Endurance athletics, alas, proved not to be my strong suit, and I’ve never threatened the podium in any of the dozens of road and trail races I’ve entered over the years. But I’ve always enjoyed the personal challenge, not to mention the mental and physical benefits of regular training, such that the habits I developed in my student days have stayed with me well into middle age, where I still run at least three times per week – and have for nearly 35 years. By my calculation, that pencils out to around 25,000 miles, and 70 or so pairs of running shoes.
Wasted time? Hardly. In my second career as an author, and now having run three marathons and written three novels, I can draw some parallels between the two – parallels that should apply with equal force to lawyering, or to parenting, or to any of life’s endeavors that requires time and effort and single-minded dedication.
But first a story.
My first-ever marathon was the 1984 New York City, for which I naively trained by running as far as I could as fast as I could, night after night, for two solid months. I worked my way up to 14-milers at an eight-minute pace, figuring that the crowds and adrenaline would carry me to the finish. I figured wrong. Race day found me slowing at mile 18, and mostly walking to mile 20, where I bonked so badly I could no longer put one foot in front of the other. I sat – first in the street, then on the bumper of an ambulance. But I eventually managed to get up, and stagger, and walk some more. Then I found myself jogging again, through the sun-dappled hills of Central Park and onto 59th Street, where I finished in a humiliating, exhilarating 5:59.
To this day, I regard that race as the greatest achievement of my life.
Why? Because I didn’t quit. In fact, I vowed then and there to run again in New York, which I’ve done every ten years. And though my performance has improved markedly with each return visit, the lessons I learned in that first, torturous race – lessons I’ll here call the “Three Ps” – have remained immutable and indelible, sustaining me still in my middle-aged writing life. They are:
- ͦPreparation. It takes more than ideas and enthusiasm to begin a novel, given that THE END lies more than a year and a hundred-thousand words down the road. Each new book is its own epic journey, requiring the kind of research, organization, outlining, and mental preparedness for which marathon training is uniquely suited. Approach the process lightly, and you’re likely to hit the Wall – or to never reach the start line. Know and respect the course, and you just might wear the laurels.
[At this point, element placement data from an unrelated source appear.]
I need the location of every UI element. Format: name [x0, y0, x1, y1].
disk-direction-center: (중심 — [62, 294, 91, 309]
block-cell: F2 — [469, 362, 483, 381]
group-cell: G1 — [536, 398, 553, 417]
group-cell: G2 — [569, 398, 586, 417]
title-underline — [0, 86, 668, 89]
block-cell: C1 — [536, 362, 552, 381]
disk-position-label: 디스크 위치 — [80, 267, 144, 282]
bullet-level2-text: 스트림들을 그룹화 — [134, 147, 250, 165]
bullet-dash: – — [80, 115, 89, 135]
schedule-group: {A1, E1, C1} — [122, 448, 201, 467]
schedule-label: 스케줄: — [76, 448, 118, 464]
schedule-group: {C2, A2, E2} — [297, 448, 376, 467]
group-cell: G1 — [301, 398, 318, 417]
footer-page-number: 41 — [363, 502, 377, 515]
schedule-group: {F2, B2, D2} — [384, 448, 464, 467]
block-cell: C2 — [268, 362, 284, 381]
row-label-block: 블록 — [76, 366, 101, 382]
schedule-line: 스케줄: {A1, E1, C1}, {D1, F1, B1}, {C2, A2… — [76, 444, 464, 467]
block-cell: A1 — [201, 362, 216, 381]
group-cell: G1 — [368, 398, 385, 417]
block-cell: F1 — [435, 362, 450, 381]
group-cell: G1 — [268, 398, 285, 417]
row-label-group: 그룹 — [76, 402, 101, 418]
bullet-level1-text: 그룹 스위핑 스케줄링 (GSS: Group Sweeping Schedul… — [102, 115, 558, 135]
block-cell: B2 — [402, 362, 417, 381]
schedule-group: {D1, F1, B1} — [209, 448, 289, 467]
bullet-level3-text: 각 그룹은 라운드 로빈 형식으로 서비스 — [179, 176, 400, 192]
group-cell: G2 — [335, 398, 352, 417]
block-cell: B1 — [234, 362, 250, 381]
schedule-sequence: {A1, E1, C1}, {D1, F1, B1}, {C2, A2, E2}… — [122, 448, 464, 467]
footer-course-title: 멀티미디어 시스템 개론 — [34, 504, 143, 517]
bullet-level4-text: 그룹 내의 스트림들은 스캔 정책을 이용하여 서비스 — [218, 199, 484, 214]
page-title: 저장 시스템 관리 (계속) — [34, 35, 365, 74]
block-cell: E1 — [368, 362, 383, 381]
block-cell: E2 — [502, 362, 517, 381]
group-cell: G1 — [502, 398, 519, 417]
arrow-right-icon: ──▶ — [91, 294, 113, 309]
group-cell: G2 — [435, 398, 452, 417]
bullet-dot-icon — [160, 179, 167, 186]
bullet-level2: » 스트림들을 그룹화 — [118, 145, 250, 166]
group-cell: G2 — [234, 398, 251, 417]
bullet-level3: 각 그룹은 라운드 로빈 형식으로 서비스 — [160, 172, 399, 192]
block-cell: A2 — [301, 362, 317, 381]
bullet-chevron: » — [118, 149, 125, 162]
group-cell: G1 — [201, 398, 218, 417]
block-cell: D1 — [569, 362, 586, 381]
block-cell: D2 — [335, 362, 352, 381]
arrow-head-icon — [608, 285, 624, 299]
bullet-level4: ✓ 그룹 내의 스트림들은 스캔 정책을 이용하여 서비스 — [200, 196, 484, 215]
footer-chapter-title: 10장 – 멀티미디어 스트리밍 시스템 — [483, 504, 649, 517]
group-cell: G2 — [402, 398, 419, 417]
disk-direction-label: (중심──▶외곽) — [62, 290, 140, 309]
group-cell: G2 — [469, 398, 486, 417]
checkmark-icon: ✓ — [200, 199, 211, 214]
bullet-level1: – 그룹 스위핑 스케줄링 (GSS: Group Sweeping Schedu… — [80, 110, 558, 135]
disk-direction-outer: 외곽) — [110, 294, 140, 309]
- ͦ Perspiration. There are days when the words won’t come, and when the finish line looks to be a hundred miles away. That’s when you need to put one foot in front of the other, pushing through the pain and refusing to quit. You might not love what you’re writing on those days, but at least you’re moving forward. As Nora Roberts once said, you can’t edit a blank page.
- ͦ Perseverance. It was E. L. Doctorow who likened writing the novel to driving on a foggy night, in that you can only see as far as your headlights, but you can make the whole trip that way. So too the marathon, in which you can only see a few blocks up the road, but with faith and persistence, you’ll eventually get to the finish.
So yes, I’ll keep on running, for as long as my aging joints allow. Because the road offers valuable lessons. And the foremost of these is: never, ever give up.